Two of the graves were marked as Wickman, which were paid for by a local doctor with the same last name at the time of their deaths.

“To me it would seem like if it was his child, he would have had it marked, so I wonder if these were children that he delivered or assisted in the deliveries, and he paid for the graves,” Overlie said.



She said she wanted to do something for the forgotten children, so she requested help from the community, and within days she had all the gravemarkers paid for.

“The fact that it was children is what did it,” Overlie said. “That’s the reason I got such a response. … No one volunteers (regularly). I hold work parties and no one comes.”

Not long after she began volunteering, she became the clerk of the cemetery, and now sits on its board of directors.

She advocated for the voiceless youths, she said, because their stories, or lack thereof, moved her into action.

“It just touched me,” Overlie said.

Now that the graves of the infants will be marked, there is still more work to be done to restore the older sections of the historic site, which has gravestones dating as far back as the mid-1800s.

Gravestones are coming off their bases, weeds and trees encroach the graves, and cement needs to be poured to stabilize decaying gravesites, among many other restoration activities.

“I can’t do it all myself,” Overlie said.

Those interested in helping can call 360-481-3316.

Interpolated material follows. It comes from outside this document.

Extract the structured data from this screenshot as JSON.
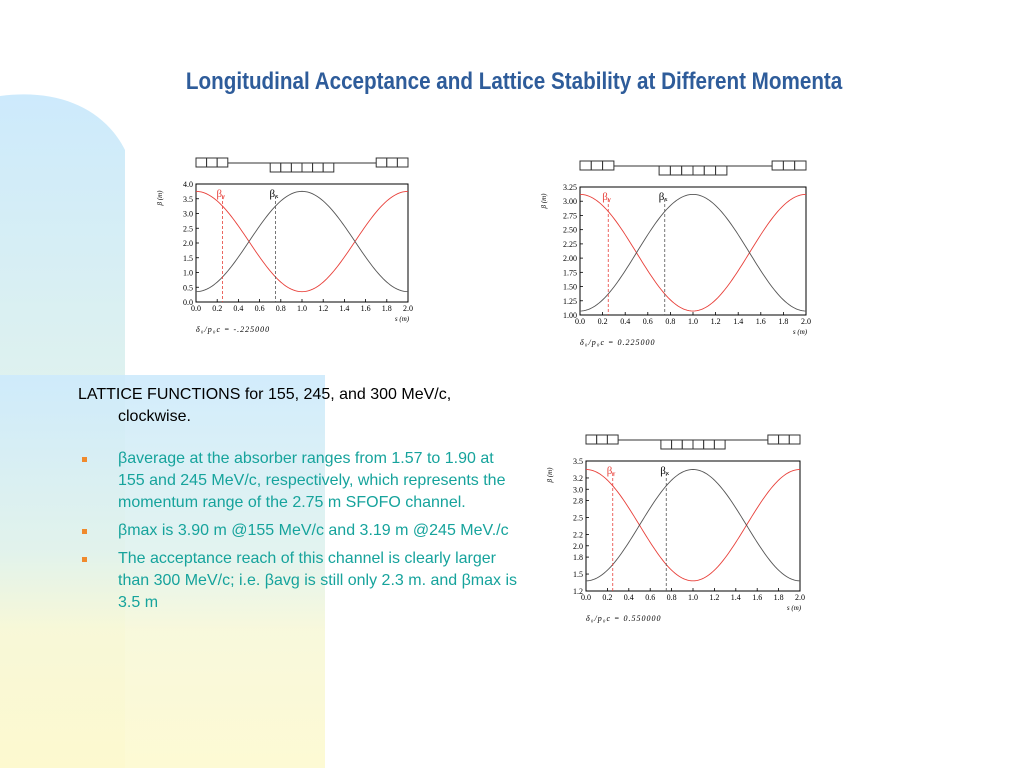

Infants that will now have grave markers include those with the surnames Goodwin, two with the surname Wickman, Norberg, Howard, Richardson and Handy, whose dates of death are unknown. There’s also Paula Marie Van Blair, who died on July 26, 1975; De Loss Newell, who died in 1916; Candie Deniel Bradford, who died Jan. 24, 1975; an infant with the surname Geron, who died July 24, 1909; another Norberg infant, who died Feb. 14, 1915; and an infant with the surname Work, who died Aug. 11, 1908.